Stephenson:Neal:Quicksilver:4:...On Sir Isaac Newton's temperature scale... (Alan Sinder)
From the Quicksilver Metaweb.
... On Sir Isaac Newton's temperature scale, where freezing is zero and the heat of the human body is twelve, it is probably four or five. If Herr Fahrenheit were here with one of his new quicksilver-filled, sealed-tube thermometers, he would probably observe something in the fifties. But this sort of wind, coming as it does from the North, in the autumn, is more chilling than any mere instrument can tell. ...

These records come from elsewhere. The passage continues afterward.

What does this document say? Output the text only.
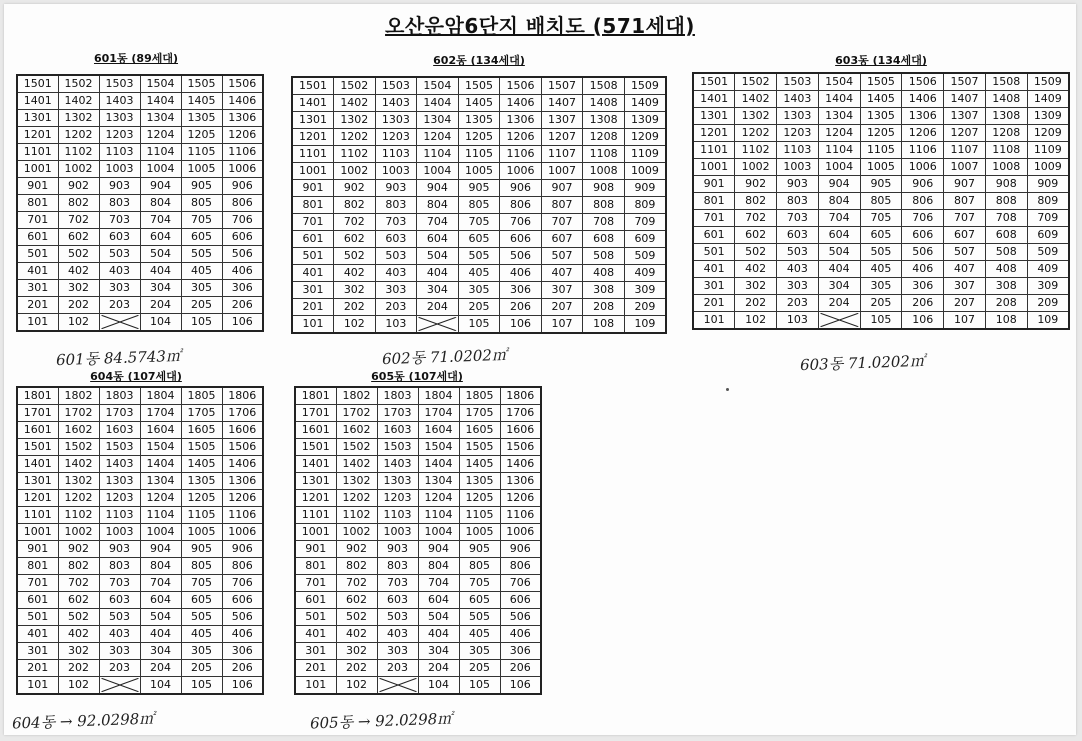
오산운암6단지 배치도 (571세대)
601동 (89세대)
1501	1502	1503	1504	1505	1506
1401	1402	1403	1404	1405	1406
1301	1302	1303	1304	1305	1306
1201	1202	1203	1204	1205	1206
1101	1102	1103	1104	1105	1106
1001	1002	1003	1004	1005	1006
901	902	903	904	905	906
801	802	803	804	805	806
701	702	703	704	705	706
601	602	603	604	605	606
501	502	503	504	505	506
401	402	403	404	405	406
301	302	303	304	305	306
201	202	203	204	205	206
101	102		104	105	106
601동 84.5743㎡
602동 (134세대)
1501	1502	1503	1504	1505	1506	1507	1508	1509
1401	1402	1403	1404	1405	1406	1407	1408	1409
1301	1302	1303	1304	1305	1306	1307	1308	1309
1201	1202	1203	1204	1205	1206	1207	1208	1209
1101	1102	1103	1104	1105	1106	1107	1108	1109
1001	1002	1003	1004	1005	1006	1007	1008	1009
901	902	903	904	905	906	907	908	909
801	802	803	804	805	806	807	808	809
701	702	703	704	705	706	707	708	709
601	602	603	604	605	606	607	608	609
501	502	503	504	505	506	507	508	509
401	402	403	404	405	406	407	408	409
301	302	303	304	305	306	307	308	309
201	202	203	204	205	206	207	208	209
101	102	103		105	106	107	108	109
602동 71.0202㎡
603동 (134세대)
1501	1502	1503	1504	1505	1506	1507	1508	1509
1401	1402	1403	1404	1405	1406	1407	1408	1409
1301	1302	1303	1304	1305	1306	1307	1308	1309
1201	1202	1203	1204	1205	1206	1207	1208	1209
1101	1102	1103	1104	1105	1106	1107	1108	1109
1001	1002	1003	1004	1005	1006	1007	1008	1009
901	902	903	904	905	906	907	908	909
801	802	803	804	805	806	807	808	809
701	702	703	704	705	706	707	708	709
601	602	603	604	605	606	607	608	609
501	502	503	504	505	506	507	508	509
401	402	403	404	405	406	407	408	409
301	302	303	304	305	306	307	308	309
201	202	203	204	205	206	207	208	209
101	102	103		105	106	107	108	109
603동 71.0202㎡
604동 (107세대)
1801	1802	1803	1804	1805	1806
1701	1702	1703	1704	1705	1706
1601	1602	1603	1604	1605	1606
1501	1502	1503	1504	1505	1506
1401	1402	1403	1404	1405	1406
1301	1302	1303	1304	1305	1306
1201	1202	1203	1204	1205	1206
1101	1102	1103	1104	1105	1106
1001	1002	1003	1004	1005	1006
901	902	903	904	905	906
801	802	803	804	805	806
701	702	703	704	705	706
601	602	603	604	605	606
501	502	503	504	505	506
401	402	403	404	405	406
301	302	303	304	305	306
201	202	203	204	205	206
101	102		104	105	106
604동 → 92.0298㎡
605동 (107세대)
1801	1802	1803	1804	1805	1806
1701	1702	1703	1704	1705	1706
1601	1602	1603	1604	1605	1606
1501	1502	1503	1504	1505	1506
1401	1402	1403	1404	1405	1406
1301	1302	1303	1304	1305	1306
1201	1202	1203	1204	1205	1206
1101	1102	1103	1104	1105	1106
1001	1002	1003	1004	1005	1006
901	902	903	904	905	906
801	802	803	804	805	806
701	702	703	704	705	706
601	602	603	604	605	606
501	502	503	504	505	506
401	402	403	404	405	406
301	302	303	304	305	306
201	202	203	204	205	206
101	102		104	105	106
605동 → 92.0298㎡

Isaac Newton (around 1700) ... applied his genius to many different problems, including the concept of temperature. Lacking any better idea Newton started ranking things in order, from the coldest to the hottest, using the intuitive idea we all have for "hotness," ie hot things burn your fingers. After a bit of work Newton had a list of about 20 items that started with "cold air in winter" and finished with "glowing coals in the kitchen fire." Each item in his list was "hotter" than the one before it. Newton could now say "how hot" something not on his list was simply by saying "as hot as my body" or "as hot as boiling water" or "in between my body and boiling water," and so this list was a perfectly useable temperature scale that allowed him to describe the temperature of something to someone else as long as they both agreed on what the list of standard temperatures was. Just why he chose 33 "linseed oil" degrees for boiling water isn't clear, but that's what he did, and he called the instrument he had developed a "thermometer."